Now let’s talk about how we can accentuate this mechanical advantage of ours while endurance running. Here’s a quick tip: RELAX. Our muscles need to expend energy in order to contract. So in order to maintain the most efficient running form for long distances, we should only be contracting the muscles that are going to move us forward. This might sound obvious, but we tend to tense up while running. 


Two major examples of this:


-Clenching your fists

-Clenching your jaw


These two common tendencies seem trivial, but the amount of energy you expend doing them will add up over the duration of a long-distance run and drastically increase your fatigue. Try to keep your hands and jaw as relaxed as they can be. This applies to the whole body as well, you can still move quickly in a relaxed running gait if done correctly!


Here’s an excerpt from Smart Marathon Training: Run Yourself Ragged by Jeff Horowitz that supports this idea, “Too many runners waste energy by clenching their hands tightly as they run. A better idea would be to direct all of your energy to the muscles that are moving you forward while keeping everything else as relaxed as possible”. 


Check out this video below of a collegiate mile race (Fun fact: I was at this meet!)

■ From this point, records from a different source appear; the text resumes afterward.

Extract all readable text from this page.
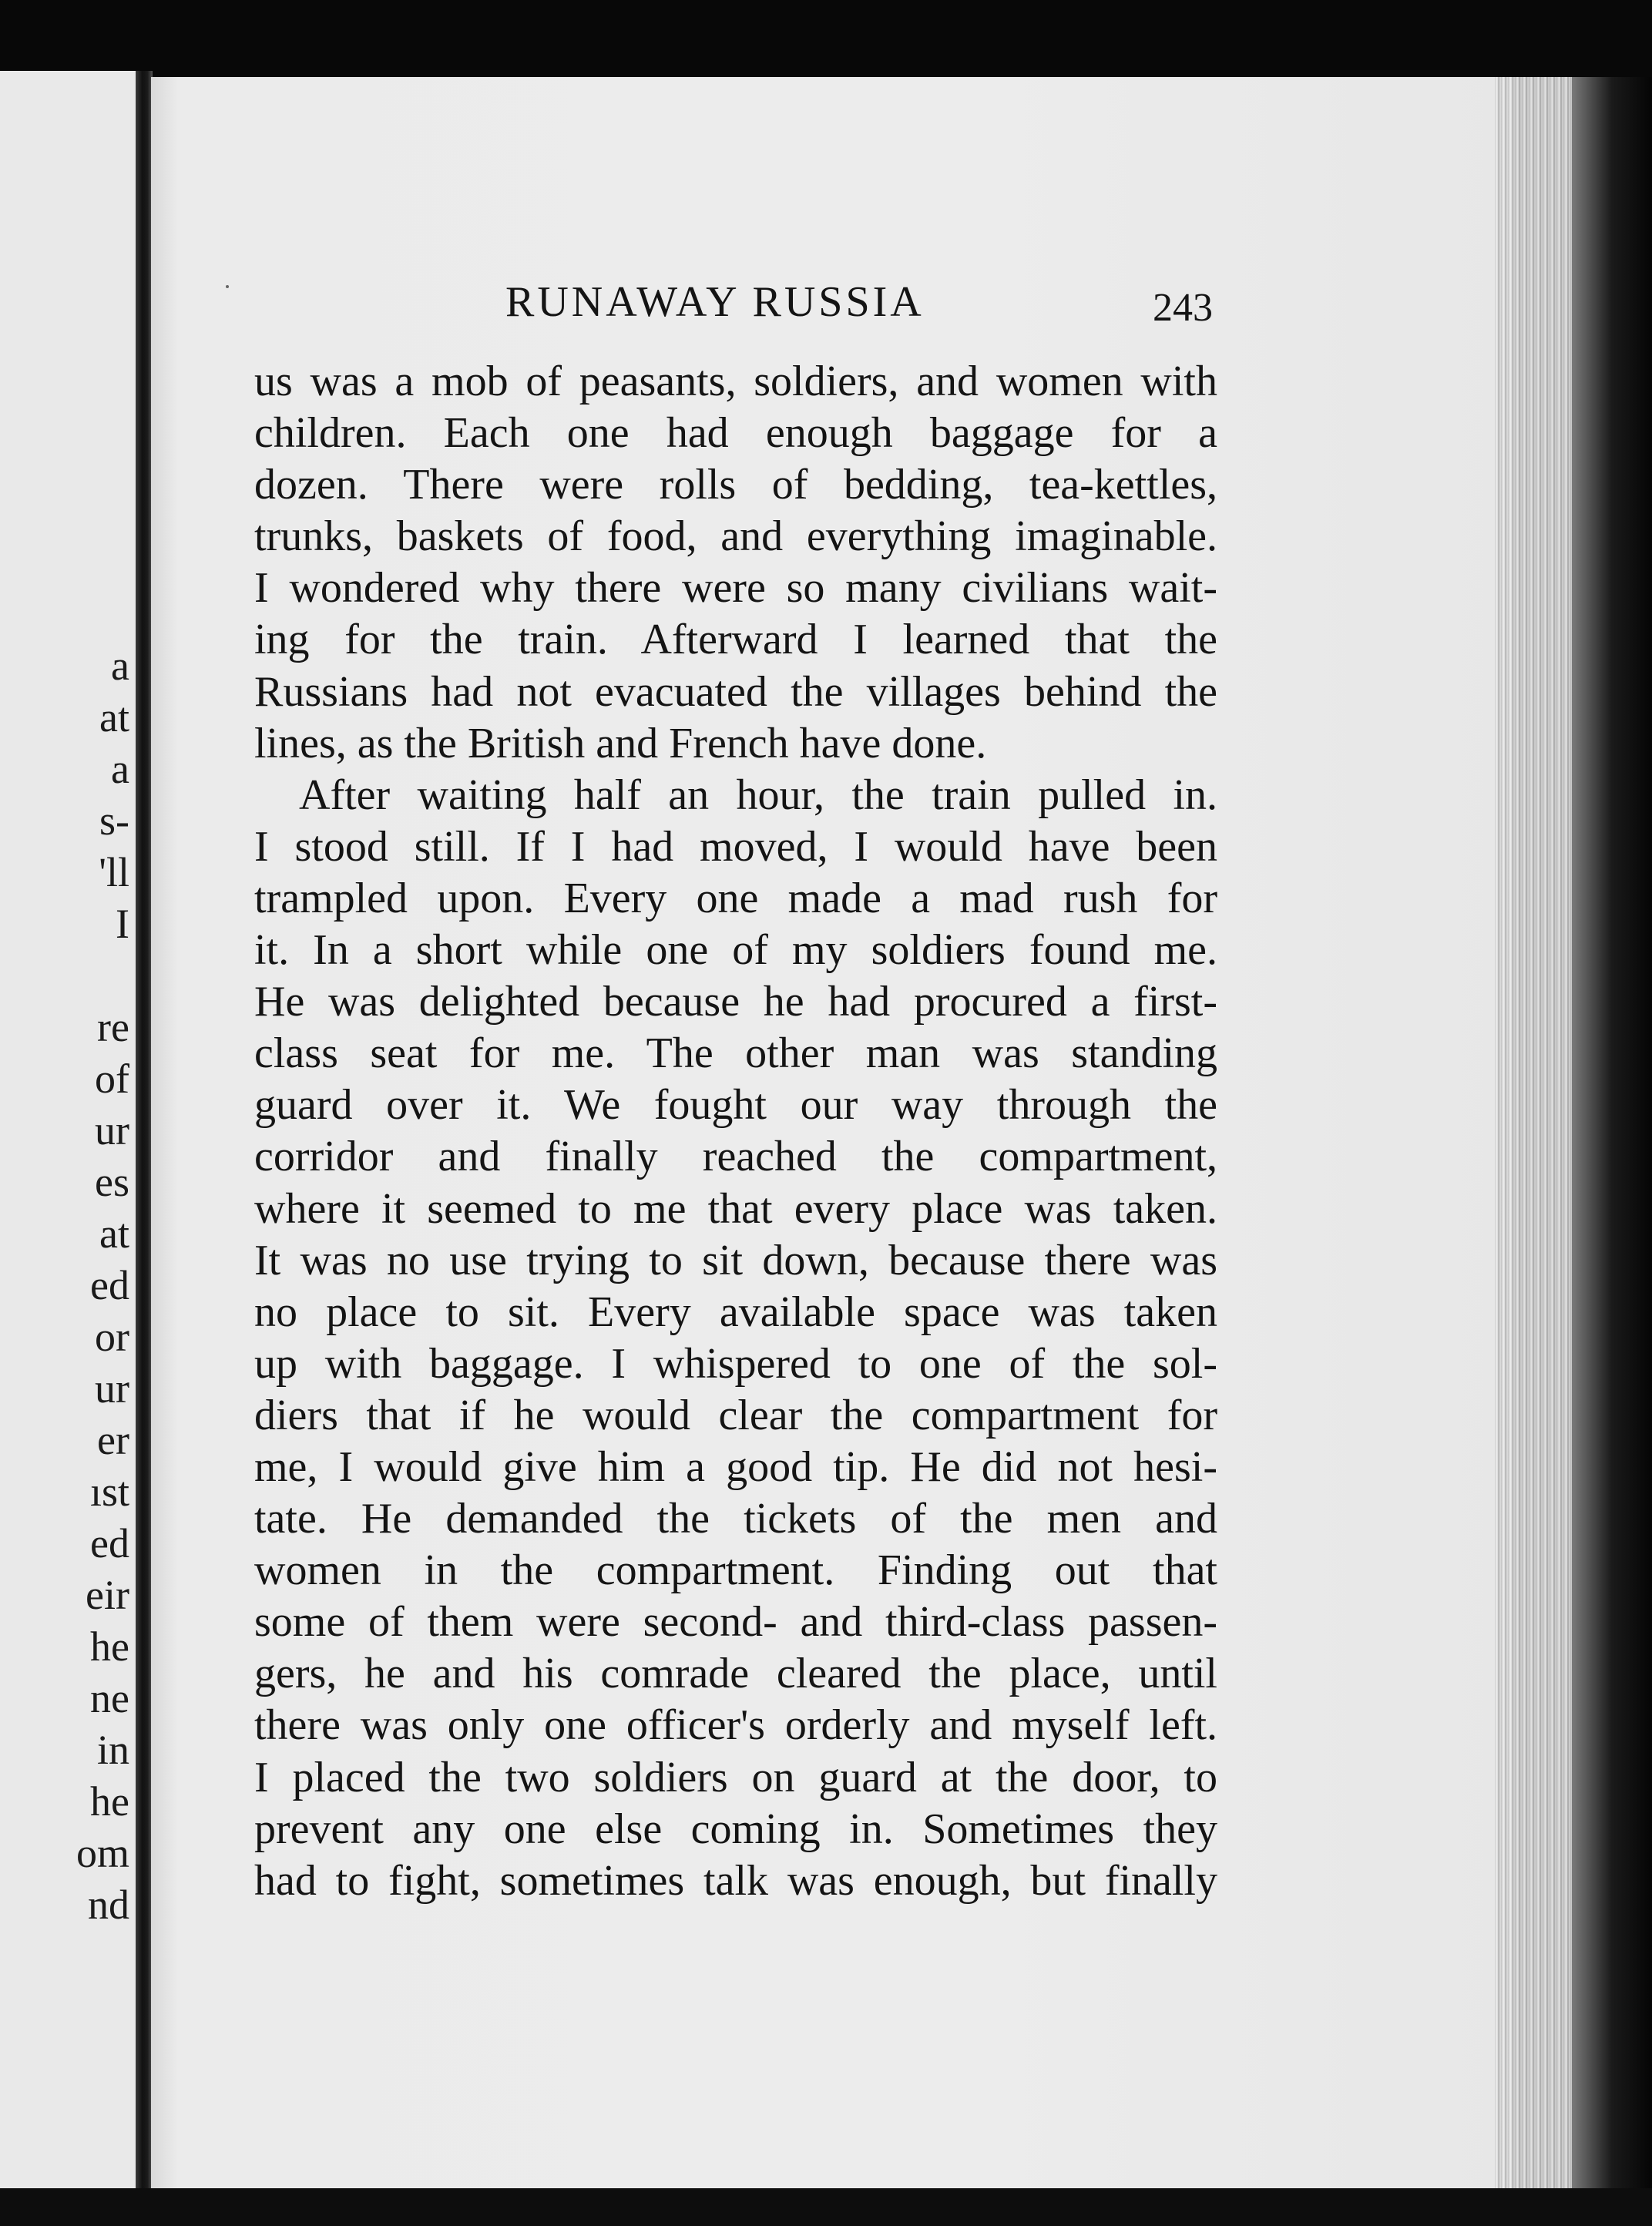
a
at
a
s-
'll
I
re
of
ur
es
at
ed
or
ur
er
ıst
ed
eir
he
ne
in
he
om
nd
RUNAWAY RUSSIA	243
us was a mob of peasants, soldiers, and women with
children. Each one had enough baggage for a
dozen. There were rolls of bedding, tea-kettles,
trunks, baskets of food, and everything imaginable.
I wondered why there were so many civilians wait-
ing for the train. Afterward I learned that the
Russians had not evacuated the villages behind the
lines, as the British and French have done.
After waiting half an hour, the train pulled in.
I stood still. If I had moved, I would have been
trampled upon. Every one made a mad rush for
it. In a short while one of my soldiers found me.
He was delighted because he had procured a first-
class seat for me. The other man was standing
guard over it. We fought our way through the
corridor and finally reached the compartment,
where it seemed to me that every place was taken.
It was no use trying to sit down, because there was
no place to sit. Every available space was taken
up with baggage. I whispered to one of the sol-
diers that if he would clear the compartment for
me, I would give him a good tip. He did not hesi-
tate. He demanded the tickets of the men and
women in the compartment. Finding out that
some of them were second- and third-class passen-
gers, he and his comrade cleared the place, until
there was only one officer's orderly and myself left.
I placed the two soldiers on guard at the door, to
prevent any one else coming in. Sometimes they
had to fight, sometimes talk was enough, but finally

Keep in mind that these men are running a mile in under four minutes, which is VERY fast. However, notice that even though they are moving quickly, they appear to be very relaxed at the same time. This seemingly effortless shape is what allows them to reserve enough energy to keep them moving at that pace for the full mile.


What about sprinting?


This technique may come in handy while sprinting as well depending on the duration. For example, in a team sport such as soccer, let’s say you’re a starting midfielder that will play for the whole game. There will be many times where you have to sprint to get to the ball or move into the best position, so it would pay off in spades to save the amount of energy you lose just by being tensed up. However, in a 100m sprint, the distance is so short that you shouldn’t be limited by fatigue. In this case, it wouldn’t make sense to worry about saving energy since you may just end up losing speed.


Whether you’re racing in a marathon or just going out for a casual jog, keep this strategy in mind. It has the potential to tremendously improve your times and make for a better workout!